NEW YORK: A decade from now, will one Bitcoin be worth $100 or $100,000? According to Harvard Professor and Eonomist Kenneth Rogoff, the former is way more likely.
Rogoff, the former International Monetary Fund’s (IMF) chief economist, told an international news outlet, that Bitcoin’s “actual uses as a transaction vehicle are very small”—certainly when compared with its utility for money-laundering and tax evasion, which regulators around the world are trying to suppress.
“I think Bitcoin will be worth a tiny fraction of what it is now if we’re headed out 10 years from now,” he said. “I would see $100 as being a lot more likely than $100,000.”
It’s fair to say that Rogoff does not share the sentiment of some in the cryptocurrency community, who think Bitcoin will head “to the moon.”
While Rogoff is bullish on a shift away from cash, he doesn’t seem too keen on the world’s leading cryptocurrency. Back in October last year—as Bitcoin was in the middle of a momentous rise that came to an end months later—he wrote that regulation would pop the growing bubble.

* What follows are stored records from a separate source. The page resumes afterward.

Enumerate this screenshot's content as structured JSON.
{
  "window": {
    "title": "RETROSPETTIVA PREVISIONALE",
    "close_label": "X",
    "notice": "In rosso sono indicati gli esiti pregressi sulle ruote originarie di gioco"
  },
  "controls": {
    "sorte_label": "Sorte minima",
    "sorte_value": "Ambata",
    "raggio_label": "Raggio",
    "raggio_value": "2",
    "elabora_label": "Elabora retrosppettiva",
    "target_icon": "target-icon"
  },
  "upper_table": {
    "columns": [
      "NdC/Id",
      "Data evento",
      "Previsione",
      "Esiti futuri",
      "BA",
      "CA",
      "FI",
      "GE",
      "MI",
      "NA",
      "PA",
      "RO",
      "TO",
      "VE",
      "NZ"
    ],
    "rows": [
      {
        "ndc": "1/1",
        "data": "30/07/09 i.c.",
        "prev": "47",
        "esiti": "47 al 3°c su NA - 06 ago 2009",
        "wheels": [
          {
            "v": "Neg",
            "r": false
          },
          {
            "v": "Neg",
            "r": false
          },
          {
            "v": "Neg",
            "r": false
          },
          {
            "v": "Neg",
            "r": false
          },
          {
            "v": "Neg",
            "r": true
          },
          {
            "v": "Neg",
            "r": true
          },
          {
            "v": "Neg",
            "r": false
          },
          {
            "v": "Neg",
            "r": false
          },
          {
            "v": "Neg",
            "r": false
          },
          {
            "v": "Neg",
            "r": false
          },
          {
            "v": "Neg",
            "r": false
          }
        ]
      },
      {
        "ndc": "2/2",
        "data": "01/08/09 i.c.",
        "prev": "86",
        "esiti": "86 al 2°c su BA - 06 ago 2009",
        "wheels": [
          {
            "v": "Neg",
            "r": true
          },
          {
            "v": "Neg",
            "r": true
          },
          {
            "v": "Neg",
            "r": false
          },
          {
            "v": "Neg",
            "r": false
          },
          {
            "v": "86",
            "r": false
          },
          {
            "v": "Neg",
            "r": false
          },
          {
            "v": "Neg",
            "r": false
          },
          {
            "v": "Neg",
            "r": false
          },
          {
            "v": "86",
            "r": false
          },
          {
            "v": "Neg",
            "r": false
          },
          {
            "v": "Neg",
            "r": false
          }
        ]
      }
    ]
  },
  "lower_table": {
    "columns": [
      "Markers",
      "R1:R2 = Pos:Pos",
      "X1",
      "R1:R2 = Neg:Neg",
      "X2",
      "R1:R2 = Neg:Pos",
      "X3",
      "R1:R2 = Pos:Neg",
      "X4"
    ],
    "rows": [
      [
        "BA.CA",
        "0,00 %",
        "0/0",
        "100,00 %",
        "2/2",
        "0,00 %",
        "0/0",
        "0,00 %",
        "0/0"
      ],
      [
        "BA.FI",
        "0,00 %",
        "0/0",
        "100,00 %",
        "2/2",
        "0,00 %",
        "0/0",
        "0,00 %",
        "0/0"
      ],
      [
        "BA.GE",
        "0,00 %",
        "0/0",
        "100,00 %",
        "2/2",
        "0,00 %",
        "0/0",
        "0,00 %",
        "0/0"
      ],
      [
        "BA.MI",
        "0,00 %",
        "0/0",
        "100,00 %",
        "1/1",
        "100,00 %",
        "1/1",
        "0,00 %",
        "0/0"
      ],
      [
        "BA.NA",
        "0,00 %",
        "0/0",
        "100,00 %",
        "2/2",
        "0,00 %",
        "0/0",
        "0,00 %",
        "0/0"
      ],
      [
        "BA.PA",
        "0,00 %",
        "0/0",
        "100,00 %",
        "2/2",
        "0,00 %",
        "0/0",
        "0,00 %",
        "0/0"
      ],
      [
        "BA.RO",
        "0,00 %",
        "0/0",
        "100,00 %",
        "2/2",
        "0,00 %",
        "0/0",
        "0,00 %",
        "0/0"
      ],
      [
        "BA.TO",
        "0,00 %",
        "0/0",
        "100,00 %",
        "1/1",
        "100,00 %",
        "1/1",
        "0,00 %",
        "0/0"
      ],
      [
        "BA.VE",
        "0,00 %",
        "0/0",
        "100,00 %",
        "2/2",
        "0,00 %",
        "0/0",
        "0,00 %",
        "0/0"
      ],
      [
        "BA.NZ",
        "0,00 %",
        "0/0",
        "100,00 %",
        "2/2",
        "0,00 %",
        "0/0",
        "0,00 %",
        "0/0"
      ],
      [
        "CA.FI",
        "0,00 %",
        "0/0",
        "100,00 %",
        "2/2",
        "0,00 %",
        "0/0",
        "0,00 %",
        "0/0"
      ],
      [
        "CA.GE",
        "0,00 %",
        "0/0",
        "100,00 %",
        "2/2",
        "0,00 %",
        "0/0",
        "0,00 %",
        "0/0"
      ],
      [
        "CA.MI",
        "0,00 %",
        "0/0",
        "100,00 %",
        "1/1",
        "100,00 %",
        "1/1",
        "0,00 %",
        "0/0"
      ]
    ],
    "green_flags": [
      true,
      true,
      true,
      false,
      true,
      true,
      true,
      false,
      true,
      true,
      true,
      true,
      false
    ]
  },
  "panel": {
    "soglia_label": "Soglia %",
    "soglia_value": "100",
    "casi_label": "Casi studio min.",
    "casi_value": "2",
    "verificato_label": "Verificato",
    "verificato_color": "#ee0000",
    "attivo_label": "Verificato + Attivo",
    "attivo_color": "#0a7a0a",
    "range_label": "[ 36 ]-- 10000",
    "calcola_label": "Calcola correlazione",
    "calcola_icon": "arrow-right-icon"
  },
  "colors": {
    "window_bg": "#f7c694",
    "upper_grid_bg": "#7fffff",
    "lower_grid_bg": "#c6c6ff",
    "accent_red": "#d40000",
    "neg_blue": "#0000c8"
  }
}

“It is one thing for governments to allow small anonymous transactions with virtual currencies; indeed, this would be desirable,” Rogoff wrote at the time. “But it is an entirely different matter for governments to allow large-scale anonymous payments, which would make it extremely difficult to collect taxes or counter criminal activity.”
Following successive crashes at the end of last year and the start of 2018—which were largely precipitated by regulatory crackdowns in Asia and elsewhere—Bitcoin has slowly recovered some of its losses. Before the crashes, it almost reached $20,000 in value; at its low point, it neared $6,000. Currently, one Bitcoin is worth around $11,300.